Vor gut einem Jahr hatte das Bundesverwaltungsgericht in einem viel beachteten Urteil klargestellt, welche Kriterien erfüllt sein müssen, damit eine gewerbliche Sammlung die Funktionsfähigkeit des öffentlich-rechtlichen Entsorgungsträgers (örE) gefährdet. Damals hatte das Gericht entschieden, dass gewerbliche Altkleidersammlungen nicht schon deshalb untersagt werden können, weil der öffentlich-rechtliche Entsorgungsträger für Alttextilien ein hochwertiges Erfassungssystem bereitstellt. Vielmehr bedürfe es der eingehenden Prüfung, inwieweit sich die gewerbliche Sammlung auf die Sammlung des örE auswirkt.

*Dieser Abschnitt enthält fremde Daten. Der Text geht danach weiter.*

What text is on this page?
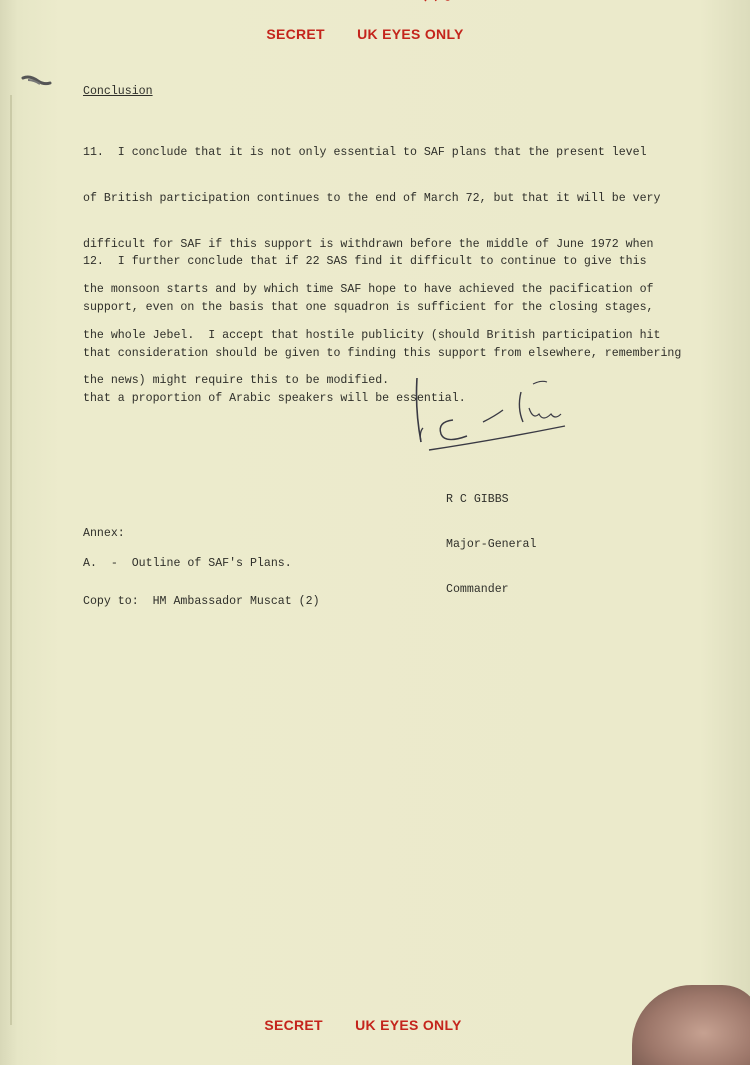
SECRET UK EYES ONLY
Conclusion

11.  I conclude that it is not only essential to SAF plans that the present level

of British participation continues to the end of March 72, but that it will be very

difficult for SAF if this support is withdrawn before the middle of June 1972 when

the monsoon starts and by which time SAF hope to have achieved the pacification of

the whole Jebel.  I accept that hostile publicity (should British participation hit

the news) might require this to be modified.

12.  I further conclude that if 22 SAS find it difficult to continue to give this

support, even on the basis that one squadron is sufficient for the closing stages,

that consideration should be given to finding this support from elsewhere, remembering

that a proportion of Arabic speakers will be essential.

R C GIBBS

Major-General

Commander

Annex:
A.  -  Outline of SAF's Plans.
Copy to:  HM Ambassador Muscat (2)
SECRET UK EYES ONLY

Das Bundesverwaltungsgericht argumentierte, dass sich die Beeinträchtigung in erster Linie nach dem Anteil der Sammelmenge richte, die dem örE durch die neue hinzutretende gewerbliche Sammlung unter Berücksichtigung auch anderer angezeigter Sammlungen und bei Einbeziehung gemeinnütziger Sammlungen voraussichtlich entzogen wird. Dabei nannten die Richter eine Schwelle von 10 bis maximal 15 Prozent bezüglich der entzogenen Abfallmengen. Oberhalb dieser Schwelle sei von einer Gefährdung der Funktionsfähigkeit des örE auszugehen.

Nun hat das Bundesverwaltungsgericht diese Kriterien nochmals bestätigt (BVerwG, Urt. v. 11. Juli 2017, BVerwG 7 C 35.15 / 7 C 36.15). Anlass waren Untersagungsverfügungen eines Kreises und einer kreisfreien Stadt in Nordrhein-Westfalen gegen ein internationales Entsorgungsunternehmen, welches gewerbliche Sammlungen von Alttextil- und Schuhabfällen aus privaten Haushaltungen auf dem Gebiet des zuständigen öffentlich-rechtlichen Entsorgungsträgers angezeigt hatte.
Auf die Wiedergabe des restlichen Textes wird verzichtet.